Zensur © Blanca - Fotolia.com
Als Reaktion auf die von der US-Regierung geplanten Gesetzesänderungen, die in die Freiheit und Offenheit des Internets, insbesondere durch die Möglichkeit von Netzsperren, eingreifen, gingen am Mittwoch diverse Websiten vom Netz.
An den Protesten beteiligten sich neben der Online-Enzyklopädie Wikipedia auch WordPress.org und das amerikanische Magazin boingboing. Die Seiten gingen für 24 Stunden komplett vom Netz, das deutschsprachige Angebot blieb im Falle von Wikipedia aber online. Google versah sein Logo an diesem Tag mit einem schwarzen Zensurbalken, die Suchfunktion blieb dennoch verfügbar.
Die drastische Maßnahmen sind eine Reaktion auf die beiden US-Gesetze Sopa (Stop Online Piracy Act) und Pipa (Preventing Real Online Threats to Economic Creativity and Theft of Intellectual Property Act). Diese wohlkingenden Namen stehen für Richtlinien, die gegen Raubkopierer aus dem Ausland, sowie gegen andere Urheberrechtsverletzungen vorgehen sollen.

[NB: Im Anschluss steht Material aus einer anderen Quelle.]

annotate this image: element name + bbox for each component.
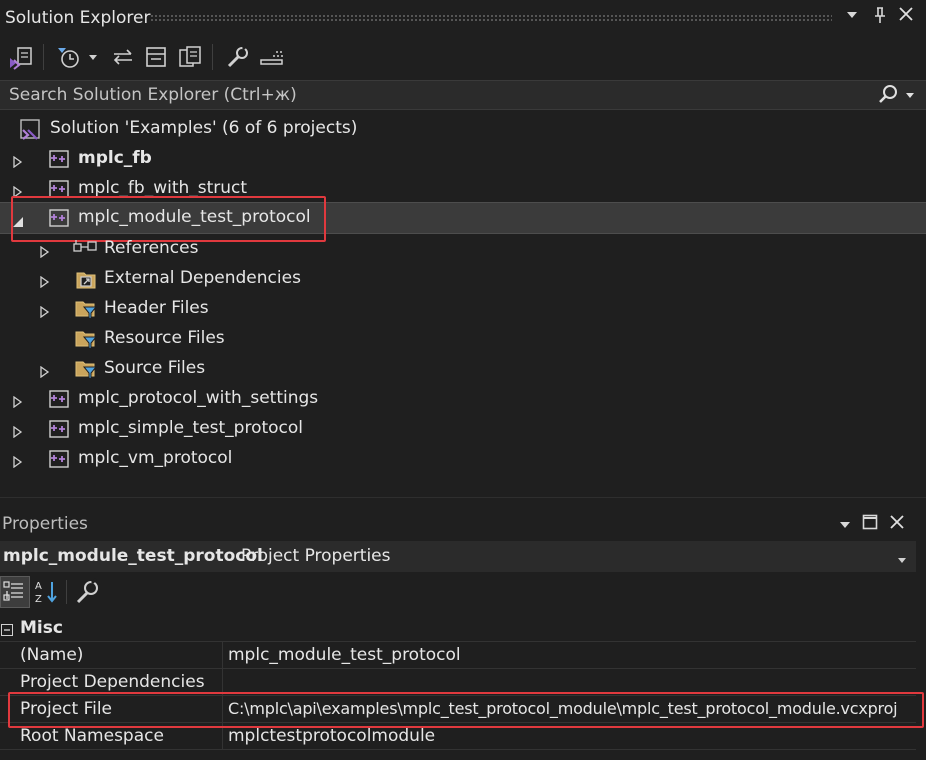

Kritiker allerdings sehen in diesen Gesetzesreformen einen klaren Verstoß gegen die Meinungsfreiheit. Denn durch die Regelungen wäre es theoretisch möglich Webinhalte für längere Zeit zu sperren und Zugang zu ganzen Seiten dauerhaft zu unterbinden. Dies stelle eine klare Einschränkung des Users und einen Angriff auf die Freiheit und Offenheit des Netzes dar. Insbesondere das Blockieren von ausländischen Seiten wird von Kritiker angeprangert. Dies würde schwarze Listen schaffen, die US-Bürgern ganze Teile des Internets vorenthalten würden.
US-Präsident Obama reagierte mit beschwichtigenden Worten auf die Aktionen der Netzgemeinde. Er werde sein Veto gegen die Gesetzesänderungen einreichen, machte aber gleichzeitig deutlich, dass Softwarepiraterie und Urheberrechtsverletzungen ernsthafte Themen seien, die klare rechtliche Regelungen erforderten.
Unter sopastrike.com können alle an den Protesten teilnehmenden Websiten eingesehen werden.